Isabelle looked down at the people around her. Interesting, she thought, what a difference a few feet made; she could see them all so much more clearly from up here. Her Rory had gone quiet, Abby's body practically sending off sparks in his direction; Tom and Lillian hid on opposite sides of the throne, looking at anything but each other. Chloe was walking next to Al, laughing at some joke he had told, actively ignoring Finnegan. They were like ingredients that had become chemically incapable of mixing with each other, or perhaps had simply forgotten how, when she knew it wasn't the case and didn't need to be. Didn't they realize that a day like today, this ritual that Al had found, was more about all of them than it could ever be about her?

She wanted to tell them, but as she started to speak, she spotted a woman she thought she should recognize, standing on the sidewalk, staring at Chloe and Al with such hostility that Isabelle had to look away. When she looked back, the woman was gone.
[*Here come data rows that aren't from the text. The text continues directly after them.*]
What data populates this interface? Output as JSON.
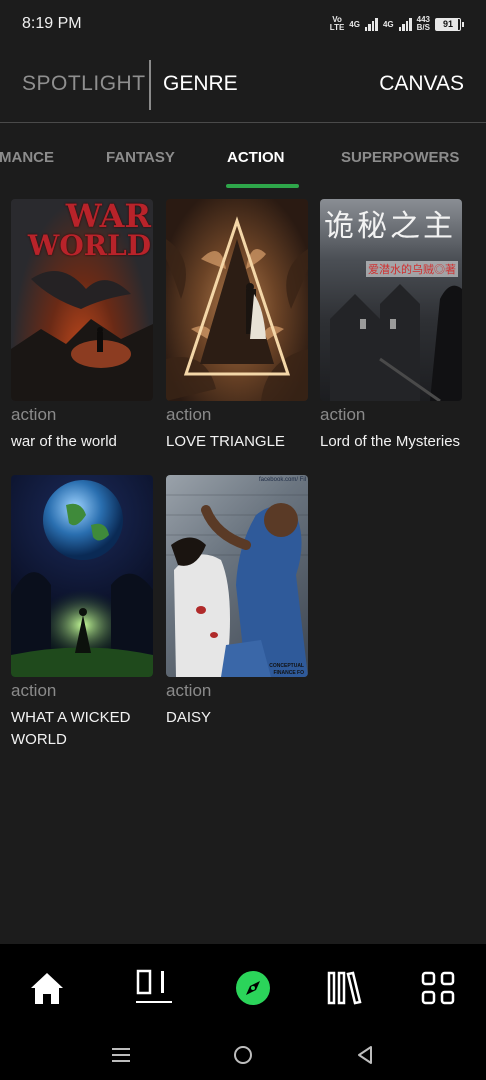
{
  "status_bar": {
    "time": "8:19 PM",
    "volte_top": "Vo",
    "volte_bottom": "LTE",
    "net1": "4G",
    "net2": "4G",
    "speed_value": "443",
    "speed_unit": "B/S",
    "battery": "91"
  },
  "top_nav": {
    "spotlight": "SPOTLIGHT",
    "genre": "GENRE",
    "canvas": "CANVAS"
  },
  "genre_tabs": [
    {
      "label": "MANCE",
      "active": false
    },
    {
      "label": "FANTASY",
      "active": false
    },
    {
      "label": "ACTION",
      "active": true
    },
    {
      "label": "SUPERPOWERS",
      "active": false
    }
  ],
  "books": [
    {
      "genre": "action",
      "title": "war of the world",
      "cover_text": [
        "WAR",
        "WORLD"
      ]
    },
    {
      "genre": "action",
      "title": "LOVE TRIANGLE"
    },
    {
      "genre": "action",
      "title": "Lord of the Mysteries",
      "cover_text": [
        "诡秘之主",
        "爱潜水的乌贼◎著"
      ]
    },
    {
      "genre": "action",
      "title": "WHAT A WICKED WORLD"
    },
    {
      "genre": "action",
      "title": "DAISY",
      "cover_text": [
        "facebook.com/ Fil",
        "CONCEPTUAL",
        "FINANCE FO"
      ]
    }
  ],
  "bottom_nav": [
    "home-icon",
    "library-shelf-icon",
    "compass-icon",
    "books-icon",
    "grid-icon"
  ],
  "colors": {
    "accent": "#2ea64a",
    "background": "#1c1c1c"
  }
}
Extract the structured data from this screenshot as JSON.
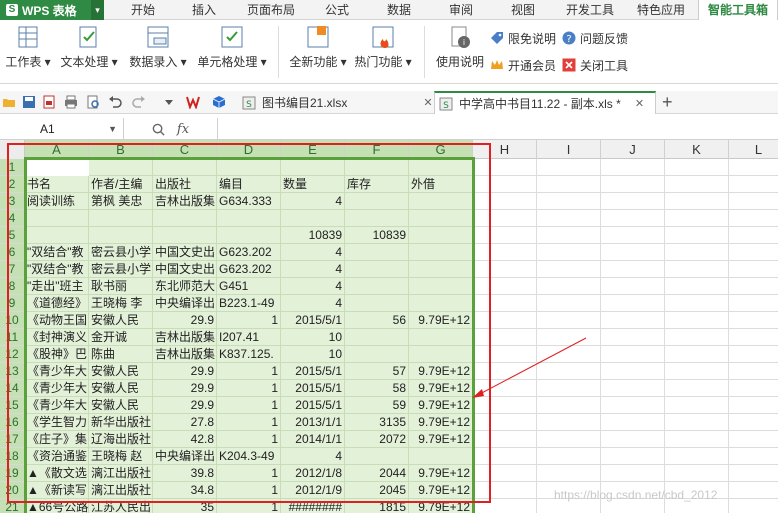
{
  "menubar": {
    "app_button": "WPS 表格",
    "tabs": [
      "开始",
      "插入",
      "页面布局",
      "公式",
      "数据",
      "审阅",
      "视图",
      "开发工具",
      "特色应用",
      "智能工具箱"
    ],
    "active_tab": "智能工具箱"
  },
  "ribbon": {
    "groups": [
      {
        "label": "工作表",
        "icon": "worksheet-icon"
      },
      {
        "label": "文本处理",
        "icon": "text-process-icon"
      },
      {
        "label": "数据录入",
        "icon": "data-entry-icon"
      },
      {
        "label": "单元格处理",
        "icon": "cell-process-icon"
      },
      {
        "label": "全新功能",
        "icon": "new-feature-icon"
      },
      {
        "label": "热门功能",
        "icon": "hot-feature-icon"
      },
      {
        "label": "使用说明",
        "icon": "help-info-icon"
      }
    ],
    "small_buttons": [
      "限免说明",
      "问题反馈",
      "开通会员",
      "关闭工具"
    ]
  },
  "doc_tabs": [
    {
      "label": "图书编目21.xlsx",
      "active": false
    },
    {
      "label": "中学高中书目11.22 - 副本.xls *",
      "active": true
    }
  ],
  "formula_bar": {
    "cell_ref": "A1",
    "fx": "fx",
    "content": ""
  },
  "columns": [
    "A",
    "B",
    "C",
    "D",
    "E",
    "F",
    "G",
    "H",
    "I",
    "J",
    "K",
    "L"
  ],
  "rows": [
    {
      "n": "1",
      "cells": [
        "",
        "",
        "",
        "",
        "",
        "",
        ""
      ]
    },
    {
      "n": "2",
      "cells": [
        "书名",
        "作者/主编",
        "出版社",
        "编目",
        "数量",
        "库存",
        "外借"
      ]
    },
    {
      "n": "3",
      "cells": [
        "阅读训练",
        "第枫 美忠",
        "吉林出版集",
        "G634.333",
        "4",
        "",
        ""
      ]
    },
    {
      "n": "4",
      "cells": [
        "",
        "",
        "",
        "",
        "",
        "",
        ""
      ]
    },
    {
      "n": "5",
      "cells": [
        "",
        "",
        "",
        "",
        "10839",
        "10839",
        ""
      ]
    },
    {
      "n": "6",
      "cells": [
        "\"双结合\"教",
        "密云县小学",
        "中国文史出",
        "G623.202",
        "4",
        "",
        ""
      ]
    },
    {
      "n": "7",
      "cells": [
        "\"双结合\"教",
        "密云县小学",
        "中国文史出",
        "G623.202",
        "4",
        "",
        ""
      ]
    },
    {
      "n": "8",
      "cells": [
        "\"走出\"班主",
        "耿书丽",
        "东北师范大",
        "G451",
        "4",
        "",
        ""
      ]
    },
    {
      "n": "9",
      "cells": [
        "《道德经》",
        "王晓梅 李",
        "中央编译出",
        "B223.1-49",
        "4",
        "",
        ""
      ]
    },
    {
      "n": "10",
      "cells": [
        "《动物王国",
        "安徽人民",
        "29.9",
        "1",
        "2015/5/1",
        "56",
        "9.79E+12"
      ]
    },
    {
      "n": "11",
      "cells": [
        "《封神演义",
        "金开诚",
        "吉林出版集",
        "I207.41",
        "10",
        "",
        ""
      ]
    },
    {
      "n": "12",
      "cells": [
        "《股神》巴",
        "陈曲",
        "吉林出版集",
        "K837.125.",
        "10",
        "",
        ""
      ]
    },
    {
      "n": "13",
      "cells": [
        "《青少年大",
        "安徽人民",
        "29.9",
        "1",
        "2015/5/1",
        "57",
        "9.79E+12"
      ]
    },
    {
      "n": "14",
      "cells": [
        "《青少年大",
        "安徽人民",
        "29.9",
        "1",
        "2015/5/1",
        "58",
        "9.79E+12"
      ]
    },
    {
      "n": "15",
      "cells": [
        "《青少年大",
        "安徽人民",
        "29.9",
        "1",
        "2015/5/1",
        "59",
        "9.79E+12"
      ]
    },
    {
      "n": "16",
      "cells": [
        "《学生智力",
        "新华出版社",
        "27.8",
        "1",
        "2013/1/1",
        "3135",
        "9.79E+12"
      ]
    },
    {
      "n": "17",
      "cells": [
        "《庄子》集",
        "辽海出版社",
        "42.8",
        "1",
        "2014/1/1",
        "2072",
        "9.79E+12"
      ]
    },
    {
      "n": "18",
      "cells": [
        "《资治通鉴",
        "王晓梅 赵",
        "中央编译出",
        "K204.3-49",
        "4",
        "",
        ""
      ]
    },
    {
      "n": "19",
      "cells": [
        "▲《散文选",
        "漓江出版社",
        "39.8",
        "1",
        "2012/1/8",
        "2044",
        "9.79E+12"
      ]
    },
    {
      "n": "20",
      "cells": [
        "▲《新读写",
        "漓江出版社",
        "34.8",
        "1",
        "2012/1/9",
        "2045",
        "9.79E+12"
      ]
    },
    {
      "n": "21",
      "cells": [
        "▲66号公路",
        "江苏人民出",
        "35",
        "1",
        "########",
        "1815",
        "9.79E+12"
      ]
    }
  ],
  "watermark": "https://blog.csdn.net/cbd_2012",
  "colors": {
    "accent": "#2f8a43",
    "selection": "#5aa13c",
    "annotation": "#e02020"
  }
}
Who was she? Isabelle wondered. She knew she should know, but it was the anger she recognized more than the woman, and it sideswiped her into memories. Edward introducing his secretary like a prize he'd won at the county fair. Edward coming home from work and propping himself against the kitchen doorway, his eyes taking in the scene in front of him as if he was the manager of a corporation with one employee, her, and a raise was not forthcoming. She would feel his scrutiny and think of her day, the children roiling around her like a sea of eels, the housework piling up into towers, the way she had managed to settle the water, turn it all into a sweet domestic scene before his arrival so he would find a calm and lovely wife wearing makeup and a neat, trim dress in the kitchen preparing his meal.
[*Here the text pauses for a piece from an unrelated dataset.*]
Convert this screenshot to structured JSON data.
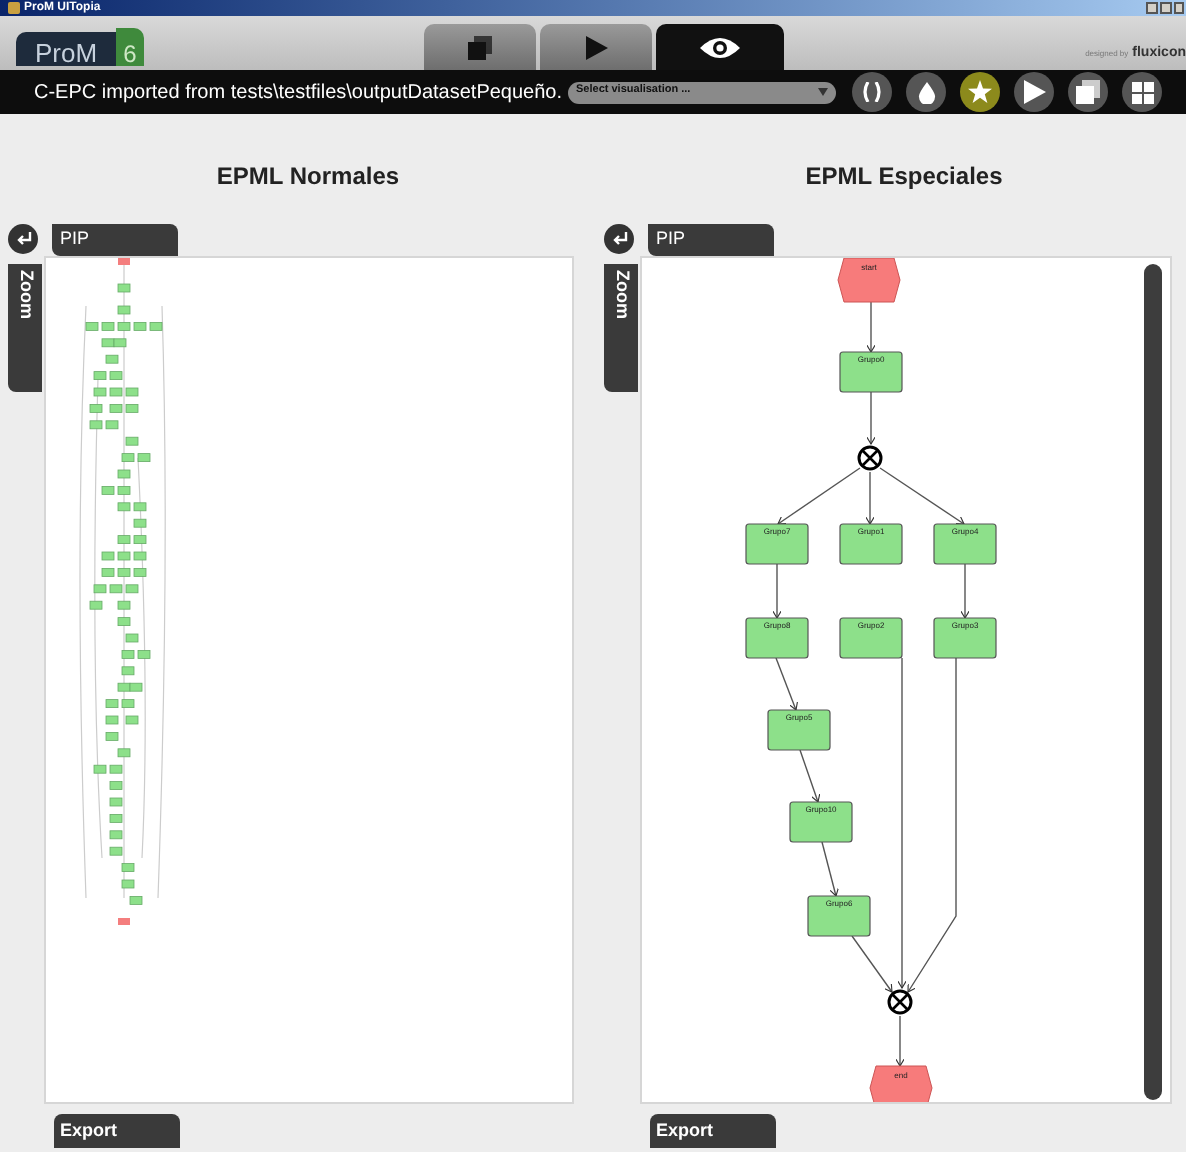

She hadn't even known how much she'd hated it until he was gone. The day the divorce was finalized, she had wandered through the uninhabited rooms of their home and realized that every memory of her children was still being filtered through Edward's eyes. It wasn't until the house was sold and she was on the road that she could feel her love for her children, her life, flowing through her like a clean, cool river.

She looked down at Rory and Abby, each holding up one of the front rails. Her children.

It was going to be hardest on Abby, what was coming. For all that Abby had yearned to be a grown-up when she was a child, the aspects of adulthood that she seemed to treasure most, ironically, were the ones that held her to the ground instead of letting her go. Abby was truly comfortable only when she could contain and shape a memory, a plan in her own hands. She held on so tightly to an idea of family that she often overlooked the people within her own.

More than once, Isabelle had envisioned herself as a balloon in Abby's life, helping to lift her daughter off the ground she clung to so desperately, although Isabelle doubted her daughter saw the value in this. But now Isabelle wondered, as she sat on the jostling chair—what would happen if there were no balloon pulling her daughter upward? Perhaps gravity might seem less attractive if it wasn't helping you hold something else to the earth. Perhaps you could simply, finally, let go.